Bosnian hero denies being war criminal

A Bosnian Muslim commander who defended the UN declared safe area of Srebrenica from Serb troops during the 1992-95 Bosnian war today denied he committed atrocities.

Bosnian hero denies being war criminal

A Bosnian Muslim commander who defended the UN declared safe area of Srebrenica from Serb troops during the 1992-95 Bosnian war today denied he committed atrocities.

Naser Oric, 36, was charged by UN prosecutors in The Hague with murder, cruel treatment, wanton destruction and plunder in eastern Bosnia.

He was captured last week in Bosnia by Nato-led forces outside his home in Tuzla and taken to the US detention unit in the Netherlands.

“Your honours ... I am not guilty,” Oric said to each count, looking solemn in a grey suit and shirt as he stood before the judge.

Oric is widely regarded as a hero by Muslims in Bosnia for defending his people from Serb attackers who later carried out the mass murder of around 8,000 boys and men in July 1995.

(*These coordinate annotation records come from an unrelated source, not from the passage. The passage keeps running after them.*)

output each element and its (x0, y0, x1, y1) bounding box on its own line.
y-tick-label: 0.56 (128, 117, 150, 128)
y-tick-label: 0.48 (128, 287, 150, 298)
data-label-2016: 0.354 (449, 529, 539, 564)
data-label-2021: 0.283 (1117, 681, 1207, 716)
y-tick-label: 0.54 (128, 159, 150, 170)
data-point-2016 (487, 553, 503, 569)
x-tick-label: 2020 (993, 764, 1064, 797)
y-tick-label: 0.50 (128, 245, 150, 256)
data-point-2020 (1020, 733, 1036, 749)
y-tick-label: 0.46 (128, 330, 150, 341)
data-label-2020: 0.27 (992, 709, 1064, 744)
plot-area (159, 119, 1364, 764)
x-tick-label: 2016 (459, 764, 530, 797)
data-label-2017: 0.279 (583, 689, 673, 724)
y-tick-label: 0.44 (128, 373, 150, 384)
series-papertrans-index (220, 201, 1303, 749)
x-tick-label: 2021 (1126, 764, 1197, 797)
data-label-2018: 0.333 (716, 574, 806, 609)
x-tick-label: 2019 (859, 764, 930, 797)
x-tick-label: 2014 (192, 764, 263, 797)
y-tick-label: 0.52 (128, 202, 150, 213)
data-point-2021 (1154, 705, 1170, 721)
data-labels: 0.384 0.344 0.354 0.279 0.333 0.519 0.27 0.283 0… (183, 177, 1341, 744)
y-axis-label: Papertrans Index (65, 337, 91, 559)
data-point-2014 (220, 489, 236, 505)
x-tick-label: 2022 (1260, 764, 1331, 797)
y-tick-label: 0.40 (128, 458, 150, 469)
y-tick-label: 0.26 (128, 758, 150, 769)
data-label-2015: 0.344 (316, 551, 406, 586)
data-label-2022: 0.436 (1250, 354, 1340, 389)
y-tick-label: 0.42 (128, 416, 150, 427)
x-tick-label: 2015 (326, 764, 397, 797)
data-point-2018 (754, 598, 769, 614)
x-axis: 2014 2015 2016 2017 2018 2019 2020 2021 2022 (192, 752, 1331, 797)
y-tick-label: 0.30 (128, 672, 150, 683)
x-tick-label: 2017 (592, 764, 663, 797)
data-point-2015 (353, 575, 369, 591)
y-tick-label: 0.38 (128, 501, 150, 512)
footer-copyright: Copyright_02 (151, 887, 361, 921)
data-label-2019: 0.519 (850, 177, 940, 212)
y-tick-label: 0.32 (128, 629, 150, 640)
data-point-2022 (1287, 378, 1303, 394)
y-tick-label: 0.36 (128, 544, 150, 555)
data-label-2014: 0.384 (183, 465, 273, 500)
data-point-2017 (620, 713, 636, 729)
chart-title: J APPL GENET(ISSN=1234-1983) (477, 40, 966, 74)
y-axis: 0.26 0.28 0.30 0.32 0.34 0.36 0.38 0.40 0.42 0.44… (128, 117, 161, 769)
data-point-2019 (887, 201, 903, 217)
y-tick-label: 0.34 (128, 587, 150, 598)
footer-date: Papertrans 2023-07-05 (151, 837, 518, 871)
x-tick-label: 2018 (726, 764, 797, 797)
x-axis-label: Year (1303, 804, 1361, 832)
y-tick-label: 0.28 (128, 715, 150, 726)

He was awarded the Golden Lily” the Bosnian army’s highest honour.

His case underscores the ambiguous stance to the tribunal in the Balkans, where one man’s villain is another’s hero.

Bosnian Serbs blame him for the killings of about 2,000 Serbs from villages around Srebrenica, including the so-called Bloody Christmas massacre in January 1993, when dozens of women and children died in the village of Kravice.

During the siege of Srebrenica, Oric’s fighters broke through weak spots in the Serbian front lines, raiding surrounding Serb villages to get weapons and food to the enclave’s starving inhabitants.

The indictment alleges that Oric and his forces tortured and beat Serb prisoners at the Srebrenica police station and pillaged some 15 nearby Serb villages and hamlets.

“In some instances, prisoners were beaten to death. Physical abuse included beatings by various objects including wooden sticks, wooden poles, steel pipes, metal bars, baseball bats, rifle butts, bare fists, kicking with boots and forced teeth extractions with rusty pliers,” the indictment says.

The Srebrenica massacres were Europe’s worst bloodshed since the Second Word War II. Dutch UN peacekeepers, in charge of protecting Srebrenica, were helpless to prevent it.

Before the war, Oric – a police officer by profession – served in Kosovo and in Belgrade where he was a bodyguard for former Yugoslav President Slobodan Milosevic.

He disappeared in 1991, to resurface as a Muslim commander in Bosnia.